VeranstaltungenDetails

Vortragende Person/Vortragende Personen:
Dr. Alexander Weber-Bargioni

We explore how atomically sharp hetero structures such as boundaries, vacancies and substitutes in 2-D materials create new protected quantum states using photo low temperature Scanning Tunneling Microscopy and time resolved optical spectroscopy.

The concept of quantum coherence is well established in fields such as atomic physics and quantum optics. In solid state systems or the emerging field of quantum biology, quantum coherence plays a critical role defining new phenomena such as coherent transport through topological states, coherent exciton transport between organic antenna complexes or coherent emission from color centers to name just a few. However, in the solid state, the meaning of quantum coherence of a quasiparticle excitation is often not straight forward due to undefined decoherence channels, coherence time noise and the difficulty to access some of the quantum coherent properties experimentally directly.
Understanding how heterogeneous materials can create localized quantum states and how to control their interaction with the environment to foster coherent transport or coherent emission, is at the core of my research interest. In my presentation I will focus on our work on 0-D and 1-D heterostructures in 2-D Transition Metal Dichalcogenides (TMDs). 2-D TMDs provide atomically well-defined heterostructures and environment, making correlations between atomic structure and quantum phenomena easier compared to more complex material systems.

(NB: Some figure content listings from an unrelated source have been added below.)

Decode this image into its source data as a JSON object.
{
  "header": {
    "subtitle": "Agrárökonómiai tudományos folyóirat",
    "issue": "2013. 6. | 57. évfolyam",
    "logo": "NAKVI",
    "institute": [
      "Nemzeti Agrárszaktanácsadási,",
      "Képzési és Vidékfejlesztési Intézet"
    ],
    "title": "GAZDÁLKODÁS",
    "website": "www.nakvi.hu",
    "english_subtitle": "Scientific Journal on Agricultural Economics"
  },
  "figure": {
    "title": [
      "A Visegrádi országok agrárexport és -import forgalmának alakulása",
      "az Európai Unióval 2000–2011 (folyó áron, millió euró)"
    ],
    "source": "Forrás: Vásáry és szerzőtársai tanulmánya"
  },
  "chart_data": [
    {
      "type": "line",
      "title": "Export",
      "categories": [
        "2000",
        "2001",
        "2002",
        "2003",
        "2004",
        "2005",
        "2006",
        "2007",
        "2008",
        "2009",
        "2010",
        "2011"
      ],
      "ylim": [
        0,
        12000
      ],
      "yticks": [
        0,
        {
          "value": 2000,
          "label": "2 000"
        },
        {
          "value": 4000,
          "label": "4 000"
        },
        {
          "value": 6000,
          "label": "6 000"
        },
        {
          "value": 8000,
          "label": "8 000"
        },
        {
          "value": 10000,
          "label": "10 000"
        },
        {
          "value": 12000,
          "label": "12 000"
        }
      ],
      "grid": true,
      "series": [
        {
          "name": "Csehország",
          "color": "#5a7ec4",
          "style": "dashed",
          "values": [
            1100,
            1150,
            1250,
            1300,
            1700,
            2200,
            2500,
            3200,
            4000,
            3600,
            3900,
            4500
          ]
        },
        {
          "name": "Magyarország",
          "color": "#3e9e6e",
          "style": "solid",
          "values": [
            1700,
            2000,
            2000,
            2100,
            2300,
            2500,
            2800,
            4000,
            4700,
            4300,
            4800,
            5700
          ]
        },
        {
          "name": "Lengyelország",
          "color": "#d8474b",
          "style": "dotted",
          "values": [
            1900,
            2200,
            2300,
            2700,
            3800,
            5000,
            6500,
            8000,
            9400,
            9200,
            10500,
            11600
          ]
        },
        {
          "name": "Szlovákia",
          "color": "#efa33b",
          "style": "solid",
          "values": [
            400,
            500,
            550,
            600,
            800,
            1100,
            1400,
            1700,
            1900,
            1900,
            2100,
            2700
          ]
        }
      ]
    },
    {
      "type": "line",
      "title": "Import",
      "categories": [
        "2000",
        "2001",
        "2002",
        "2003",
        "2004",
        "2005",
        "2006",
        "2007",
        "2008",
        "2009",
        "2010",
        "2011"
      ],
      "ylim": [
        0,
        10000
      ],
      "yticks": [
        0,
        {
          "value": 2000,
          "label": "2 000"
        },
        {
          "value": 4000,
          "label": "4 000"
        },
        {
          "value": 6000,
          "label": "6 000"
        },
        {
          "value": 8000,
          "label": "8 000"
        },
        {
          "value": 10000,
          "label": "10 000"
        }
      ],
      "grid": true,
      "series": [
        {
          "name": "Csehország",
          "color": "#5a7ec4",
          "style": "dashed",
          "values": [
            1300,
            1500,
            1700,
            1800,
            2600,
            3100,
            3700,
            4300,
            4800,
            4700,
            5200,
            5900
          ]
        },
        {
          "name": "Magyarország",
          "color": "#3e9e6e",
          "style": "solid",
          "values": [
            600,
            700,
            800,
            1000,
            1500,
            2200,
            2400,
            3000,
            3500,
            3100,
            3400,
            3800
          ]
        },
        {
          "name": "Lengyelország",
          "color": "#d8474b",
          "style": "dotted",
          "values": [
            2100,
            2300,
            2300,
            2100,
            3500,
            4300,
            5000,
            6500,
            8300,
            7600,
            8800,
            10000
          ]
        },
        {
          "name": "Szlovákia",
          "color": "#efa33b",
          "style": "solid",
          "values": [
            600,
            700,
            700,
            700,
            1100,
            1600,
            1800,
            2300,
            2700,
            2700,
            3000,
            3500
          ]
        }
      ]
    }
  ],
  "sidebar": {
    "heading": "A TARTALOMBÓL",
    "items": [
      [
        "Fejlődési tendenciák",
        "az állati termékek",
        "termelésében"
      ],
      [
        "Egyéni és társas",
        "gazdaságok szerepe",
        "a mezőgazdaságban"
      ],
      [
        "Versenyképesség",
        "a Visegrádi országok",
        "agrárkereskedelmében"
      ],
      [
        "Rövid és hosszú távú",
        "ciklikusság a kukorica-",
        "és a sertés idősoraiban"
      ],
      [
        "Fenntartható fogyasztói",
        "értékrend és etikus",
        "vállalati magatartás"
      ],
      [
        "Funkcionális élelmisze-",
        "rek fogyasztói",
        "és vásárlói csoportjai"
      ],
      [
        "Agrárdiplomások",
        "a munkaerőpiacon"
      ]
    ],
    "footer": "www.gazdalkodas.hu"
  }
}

We have used photo STM/AFM and correlation microscopy spectroscopy to study vacancies, atomic substitutes and 1-D twin boundaries to correlate the local morphology with the resulting electronic and optical properties with atomic precision. I will discuss mirror twin boundaries in 2-D MoSe2 that from charge density waves in the midst of a 2-D semiconductor (nature physics 16), how 2-D MoSe2 and 2-D WS2 carry a zoo of intrinsic point defects (ACS nano 19) that modify substantially electronic properties (nature communications 19), such as individual S vacancies that host very sharp defect states in the band gap with extremely high spin orbit coupling (PRL19). These S defects can be artificially induced (Nano Letter 20), and mediate single photon emission via optical stimulation as well as electric stimulation (Science Advances 20). C-H for S or Se substitutes in 2-D WS2 and 2-D WSe2 (2-D Materials 20) form locally charged hydrogen like states (PRB 20). Upon deprotonation the localized carbon radical hosts a localized deep in gap state with a net spin and electron-phonon coupling that bears strong similarities to NV color centers in diamond, but in this case with atomistic control. Especially the control of point defects and substitutes opens exciting possibilities to create and study next generation color centers (APL Perspective 20).